I'd have to disagree with the statement: "(Narratives) that have been embedded the deepest in our consciousness by the most entrenched interests - the patriarchy, the church, and the state - don't seem like the likeliest targets, even though they are the most deserving."
On the contrary. My experience in the blogosphere, particularly among social networks, has been a profusion of narratives to compete with established ones. We're not simply talking about kooky reinterpretations of Abraham Lincoln, either. I can find a thousand points of view on any given subject, controversy promoted on any topic.
I think the author of this article is missing the point of the meta-narrative.
We have had meta-narratives beaten into us by TV and RightWingRadio, not the church, or the state, but by corporations who are only interested in confusing us, hiding their role, and pushing corporate goals like consumerism and mindless consumption. (if he had said oligarchy instead of patriarchy, he would have at least hit the nail partly on the head)
And it is not knee-jerk leftism to want to reveal the TRUTH vs the blow-dried confusion sown by the all powerful, omnipresent, 24/7 corporate drumbeat.

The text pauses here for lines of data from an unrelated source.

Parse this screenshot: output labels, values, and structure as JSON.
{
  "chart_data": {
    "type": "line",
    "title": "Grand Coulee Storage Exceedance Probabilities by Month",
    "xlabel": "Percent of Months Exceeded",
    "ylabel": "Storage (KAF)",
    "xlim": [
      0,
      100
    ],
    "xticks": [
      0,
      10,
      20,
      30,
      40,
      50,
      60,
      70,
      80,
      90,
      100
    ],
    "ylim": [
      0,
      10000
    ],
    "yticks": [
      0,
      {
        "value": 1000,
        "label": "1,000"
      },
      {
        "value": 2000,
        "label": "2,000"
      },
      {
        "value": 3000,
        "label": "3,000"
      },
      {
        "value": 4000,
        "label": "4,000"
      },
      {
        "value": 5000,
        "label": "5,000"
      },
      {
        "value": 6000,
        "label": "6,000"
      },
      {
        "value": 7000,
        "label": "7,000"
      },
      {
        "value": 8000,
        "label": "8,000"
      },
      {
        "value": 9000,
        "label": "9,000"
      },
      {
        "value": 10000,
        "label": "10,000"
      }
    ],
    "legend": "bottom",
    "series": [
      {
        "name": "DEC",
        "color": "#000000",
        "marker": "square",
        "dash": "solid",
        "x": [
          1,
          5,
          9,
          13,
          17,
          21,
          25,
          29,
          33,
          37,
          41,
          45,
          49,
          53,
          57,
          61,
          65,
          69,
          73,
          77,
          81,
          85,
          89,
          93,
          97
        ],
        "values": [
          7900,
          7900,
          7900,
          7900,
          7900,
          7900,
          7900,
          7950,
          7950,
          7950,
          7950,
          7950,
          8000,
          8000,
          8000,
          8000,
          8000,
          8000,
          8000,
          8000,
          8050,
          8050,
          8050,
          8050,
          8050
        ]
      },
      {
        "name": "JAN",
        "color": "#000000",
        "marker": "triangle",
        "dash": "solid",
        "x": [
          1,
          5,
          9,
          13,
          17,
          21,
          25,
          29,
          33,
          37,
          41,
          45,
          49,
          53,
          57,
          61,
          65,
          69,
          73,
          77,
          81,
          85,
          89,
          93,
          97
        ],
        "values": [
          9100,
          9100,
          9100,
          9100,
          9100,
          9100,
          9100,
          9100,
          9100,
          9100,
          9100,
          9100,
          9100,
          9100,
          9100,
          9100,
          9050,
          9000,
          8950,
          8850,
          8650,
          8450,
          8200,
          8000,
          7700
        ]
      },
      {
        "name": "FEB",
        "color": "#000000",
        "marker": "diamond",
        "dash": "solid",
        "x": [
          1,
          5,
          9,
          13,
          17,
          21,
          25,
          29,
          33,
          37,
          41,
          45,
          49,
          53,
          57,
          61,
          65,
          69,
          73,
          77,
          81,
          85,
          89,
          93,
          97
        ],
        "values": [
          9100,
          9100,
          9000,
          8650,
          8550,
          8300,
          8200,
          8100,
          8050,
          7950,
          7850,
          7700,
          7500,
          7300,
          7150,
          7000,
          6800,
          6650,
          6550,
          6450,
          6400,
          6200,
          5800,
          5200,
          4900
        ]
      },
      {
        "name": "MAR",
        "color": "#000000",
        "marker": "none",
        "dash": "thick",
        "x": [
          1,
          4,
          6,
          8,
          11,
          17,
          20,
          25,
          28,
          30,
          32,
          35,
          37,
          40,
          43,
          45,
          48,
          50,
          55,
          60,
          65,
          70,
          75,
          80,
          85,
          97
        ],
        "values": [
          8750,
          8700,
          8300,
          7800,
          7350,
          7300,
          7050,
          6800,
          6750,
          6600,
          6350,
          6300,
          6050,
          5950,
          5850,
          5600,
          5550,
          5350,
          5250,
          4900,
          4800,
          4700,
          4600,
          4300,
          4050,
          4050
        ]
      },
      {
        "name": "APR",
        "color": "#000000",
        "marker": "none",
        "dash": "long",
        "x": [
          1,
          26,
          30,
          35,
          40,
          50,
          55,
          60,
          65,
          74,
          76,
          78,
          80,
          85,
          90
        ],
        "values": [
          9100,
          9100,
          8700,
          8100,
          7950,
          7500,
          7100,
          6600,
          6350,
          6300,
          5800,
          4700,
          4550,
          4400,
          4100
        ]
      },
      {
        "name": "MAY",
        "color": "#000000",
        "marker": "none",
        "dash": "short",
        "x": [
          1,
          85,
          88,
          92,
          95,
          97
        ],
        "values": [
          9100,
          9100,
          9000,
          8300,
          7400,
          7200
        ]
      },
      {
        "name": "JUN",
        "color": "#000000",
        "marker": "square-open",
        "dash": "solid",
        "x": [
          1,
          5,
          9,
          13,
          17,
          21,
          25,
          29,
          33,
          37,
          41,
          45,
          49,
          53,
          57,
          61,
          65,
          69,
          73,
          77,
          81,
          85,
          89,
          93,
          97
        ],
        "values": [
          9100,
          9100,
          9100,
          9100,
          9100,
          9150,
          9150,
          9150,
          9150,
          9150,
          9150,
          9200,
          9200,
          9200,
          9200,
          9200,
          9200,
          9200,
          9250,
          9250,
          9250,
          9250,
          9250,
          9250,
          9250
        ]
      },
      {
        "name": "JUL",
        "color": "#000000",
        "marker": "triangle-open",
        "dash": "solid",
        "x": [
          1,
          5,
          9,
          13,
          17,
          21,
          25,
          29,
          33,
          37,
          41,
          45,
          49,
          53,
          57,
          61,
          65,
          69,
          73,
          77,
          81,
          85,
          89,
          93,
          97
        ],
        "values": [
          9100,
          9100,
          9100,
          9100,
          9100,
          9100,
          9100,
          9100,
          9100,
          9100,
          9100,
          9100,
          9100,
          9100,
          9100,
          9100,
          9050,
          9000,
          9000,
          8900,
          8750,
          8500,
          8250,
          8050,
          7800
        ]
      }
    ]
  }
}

In a sea of misinformation and deliberate deflection, the only way to avoid this Orwellian nightmare we face, is to somehow compete with the corporate media's 24/7 indoctrination of low-info voters.
I believe the Corporate Media has done a very good job of marginalizing the web and blogosphere.....and a goodly portion of the electorate does NOT get their news from the web....or if they do they go to the abc/cbs/fox websites.....where they get a double-dose of brainwashing.
So the inroads the blogosphere might have made have been minimized.
The biggest mentions that TV&RWRadio give the blogosphere is to call them raving lunatics and warn constantly about not believing what you read there. Well, what else is a lying, spinning, misleading, shell game of a CorpMedia gonna say about the one medium which is out there exposing their lies?
Point well taken...but cynicism aside, the blogs can bring so many into the conversation with those new ideas, one of which may just stir the passions and begin a new movement that will make the world better for all.
I am a new blogger, and I am so enthusiastic! I can't wait to read what others have said. It's so much better than sitting here in "quiet desperation", frustrated by what I see happening around me.
Thank you, Ms.A, for the most thought-provoking articles!
So much better than passively sitting in front of a TV being spoon fed what those in power want us to know, think , feel , value or profess. I understand what the author is saying and there is a kernel there, a smidgeon, a nibble, a soupcon, ah ... Burp. Got it.